Vers la fin du découvert automatique : ce que prévoient les nouvelles règles
Jusqu’ici, les banques pouvaient accorder une autorisation de découvert quasi de routine, notamment pour des montants limités, sans examen poussé de la situation du client. À partir de novembre 2026, toute autorisation au-delà de 200 euros devra être traitée comme un crédit à la consommation, avec une véritable étude de solvabilité : revenus, charges mensuelles, crédits en cours, incidents de paiement. L’établissement devra en plus remettre un document clair détaillant le coût réel du découvert, le TAEG, et les conditions de remboursement, exactement comme pour un prêt classique, et conserver des justificatifs conformes au droit du crédit.
| Situation | Avant le 20/11/2026 | À partir du 20/11/2026 | Conséquence pour le client |
|---|---|---|---|
| Découvert < 200 € ou < 1 mois | Vérification de solvabilité pas toujours poussée | Analyse de solvabilité proportionnée obligatoire | Dossier examiné, autorisation plus encadrée |
| Découvert ≥ 200 € ou > 1 mois | Déjà assimilé à un crédit conso | Infos renforcées sur coût total et TAEG | Visibilité accrue sur les agios payés |
| Consultation du FICP | Possible pour découverts importants | Toujours possible, facultative pour petits montants | Clients fragiles plus scrutés parmis les dossiers |
| Autorisation avant 20/11/2026 | Soumise à l’ancienne réglementation | Mesure annoncée comme non rétroactive | Découvert existant en principe maintenu |
| Utilisation du découvert autorisé | Pas de demande à chaque utilisation | Même principe, si l’autorisation reste accordée | Risque plutôt au moment du renouvellement |
Dans ce cadre, le découvert n’est pas « interdit » à partir de 2026, mais il cesse d’être accordé par défaut.
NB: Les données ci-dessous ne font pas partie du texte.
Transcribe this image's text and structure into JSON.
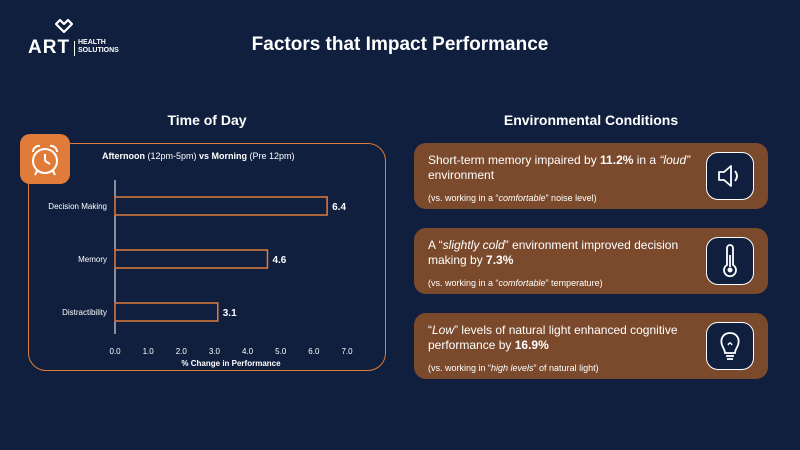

Les banques devront documenter leurs décisions et pourront refuser une autorisation jugée trop risquée pour un client, même pour un montant modeste, tout en rappelant que les découverts déjà existants ne sont pas censés être remis en cause.
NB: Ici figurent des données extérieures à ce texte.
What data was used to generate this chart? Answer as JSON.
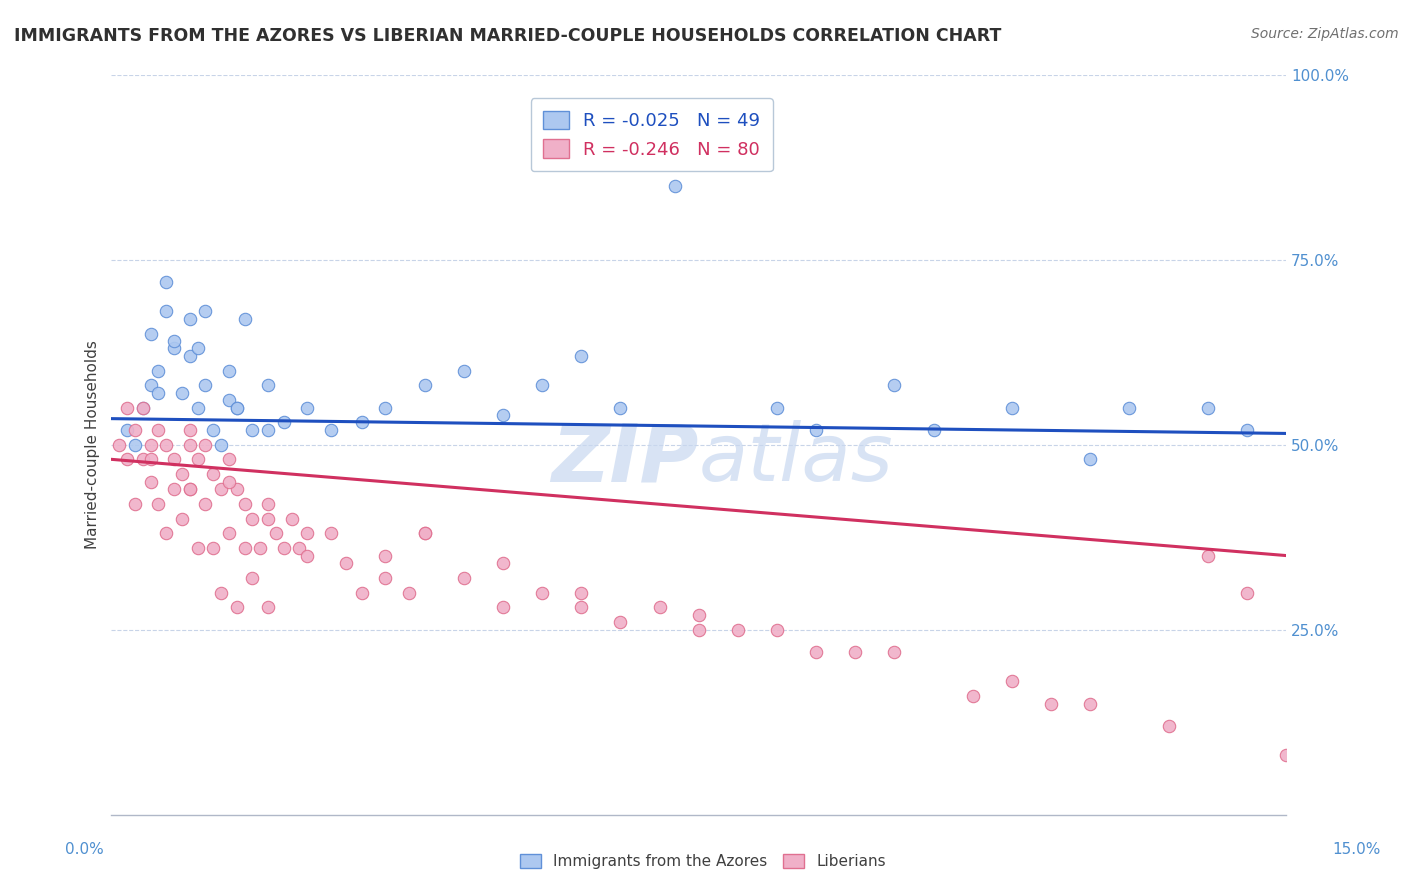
{
  "title": "IMMIGRANTS FROM THE AZORES VS LIBERIAN MARRIED-COUPLE HOUSEHOLDS CORRELATION CHART",
  "source": "Source: ZipAtlas.com",
  "ylabel": "Married-couple Households",
  "xmin": 0.0,
  "xmax": 15.0,
  "ymin": 0.0,
  "ymax": 100.0,
  "yticks": [
    0,
    25,
    50,
    75,
    100
  ],
  "ytick_labels": [
    "",
    "25.0%",
    "50.0%",
    "75.0%",
    "100.0%"
  ],
  "series1_label": "Immigrants from the Azores",
  "series1_R": -0.025,
  "series1_N": 49,
  "series1_color": "#adc8f0",
  "series1_edge_color": "#6090d8",
  "series1_line_color": "#1e4fbf",
  "series2_label": "Liberians",
  "series2_R": -0.246,
  "series2_N": 80,
  "series2_color": "#f0b0c8",
  "series2_edge_color": "#e07090",
  "series2_line_color": "#d03060",
  "background_color": "#ffffff",
  "watermark_color": "#c8d8f0",
  "grid_color": "#c8d4e8",
  "series1_x": [
    0.2,
    0.3,
    0.4,
    0.5,
    0.5,
    0.6,
    0.7,
    0.7,
    0.8,
    0.9,
    1.0,
    1.0,
    1.1,
    1.1,
    1.2,
    1.3,
    1.4,
    1.5,
    1.5,
    1.6,
    1.7,
    1.8,
    2.0,
    2.2,
    2.5,
    2.8,
    3.2,
    3.5,
    4.0,
    4.5,
    5.0,
    5.5,
    6.0,
    6.5,
    7.2,
    8.5,
    9.0,
    10.0,
    10.5,
    11.5,
    12.5,
    13.0,
    14.0,
    14.5,
    0.6,
    0.8,
    1.2,
    1.6,
    2.0
  ],
  "series1_y": [
    52,
    50,
    55,
    58,
    65,
    60,
    68,
    72,
    63,
    57,
    62,
    67,
    55,
    63,
    58,
    52,
    50,
    60,
    56,
    55,
    67,
    52,
    58,
    53,
    55,
    52,
    53,
    55,
    58,
    60,
    54,
    58,
    62,
    55,
    85,
    55,
    52,
    58,
    52,
    55,
    48,
    55,
    55,
    52,
    57,
    64,
    68,
    55,
    52
  ],
  "series2_x": [
    0.1,
    0.2,
    0.2,
    0.3,
    0.3,
    0.4,
    0.4,
    0.5,
    0.5,
    0.6,
    0.6,
    0.7,
    0.7,
    0.8,
    0.8,
    0.9,
    0.9,
    1.0,
    1.0,
    1.0,
    1.1,
    1.1,
    1.2,
    1.2,
    1.3,
    1.3,
    1.4,
    1.4,
    1.5,
    1.5,
    1.6,
    1.6,
    1.7,
    1.7,
    1.8,
    1.8,
    1.9,
    2.0,
    2.0,
    2.1,
    2.2,
    2.3,
    2.4,
    2.5,
    2.8,
    3.0,
    3.2,
    3.5,
    3.8,
    4.0,
    4.5,
    5.0,
    5.5,
    6.0,
    6.5,
    7.0,
    7.5,
    8.0,
    9.0,
    10.0,
    11.0,
    12.0,
    1.5,
    2.5,
    3.5,
    0.5,
    1.0,
    2.0,
    4.0,
    5.0,
    6.0,
    7.5,
    8.5,
    9.5,
    11.5,
    12.5,
    13.5,
    14.0,
    14.5,
    15.0
  ],
  "series2_y": [
    50,
    55,
    48,
    52,
    42,
    48,
    55,
    50,
    45,
    52,
    42,
    50,
    38,
    48,
    44,
    46,
    40,
    50,
    44,
    52,
    48,
    36,
    50,
    42,
    46,
    36,
    44,
    30,
    48,
    38,
    44,
    28,
    42,
    36,
    40,
    32,
    36,
    42,
    28,
    38,
    36,
    40,
    36,
    38,
    38,
    34,
    30,
    35,
    30,
    38,
    32,
    28,
    30,
    28,
    26,
    28,
    25,
    25,
    22,
    22,
    16,
    15,
    45,
    35,
    32,
    48,
    44,
    40,
    38,
    34,
    30,
    27,
    25,
    22,
    18,
    15,
    12,
    35,
    30,
    8
  ],
  "series1_trend_y0": 53.5,
  "series1_trend_y1": 51.5,
  "series2_trend_y0": 48.0,
  "series2_trend_y1": 35.0
}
Pourquoi 22 % des Français sont en première ligne
Un sondage CSA Research pour lesfurets.com rappelle que 22 % des Français déclarent être à découvert tous les mois ou presque, avec une exposition plus forte des foyers modestes et des familles avec enfants. Pour ces ménages, le découvert sert d’appoint quasiment structurel. « Les revenus sont trop bas. Je travaille la semaine et le week-end, mais je n’ai pas assez de rentrées d’argent par rapport à mes dépenses », explique Kévin, 22 ans, interrogé par Europe 1. Ceux qui dépendent le plus de ce filet de sécurité risquent d’être ceux dont le dossier passera le plus difficilement les nouvelles grilles de solvabilité.
Les chiffres de la Banque de France, cités par Capital, donnent une autre dimension à cette vulnérabilité. Fin 2025, le montant moyen déposé sur les comptes courants atteint 6 617 euros, mais cette moyenne est trompeuse : 32 % des comptes affichent 150 euros ou moins et 61 % moins de 1 500 euros. À l’inverse, seuls 11 % des comptes dépassent 10 000 euros, mais ils représentent 80 % de l’encours total. Autrement dit, une minorité accumule l’essentiel de la trésorerie, pendant qu’une grande partie de la population vit avec très peu de marge et utilise le découvert comme amortisseur permanent.
En bref
- Portée par une directive européenne transposée en 2025, la réforme du découvert bancaire s’appliquera en France à partir du 20 novembre 2026.
- Les banques devront alors analyser plus systématiquement la solvabilité, renforcer l’information sur le coût du découvert et pourront refuser des autorisations jugées trop risquées, même pour de petits montants.
- Dans un contexte où 22 % des Français finissent régulièrement le mois dans le rouge, ces nouvelles règles pourraient resserrer encore la marge de manœuvre des foyers les plus fragiles.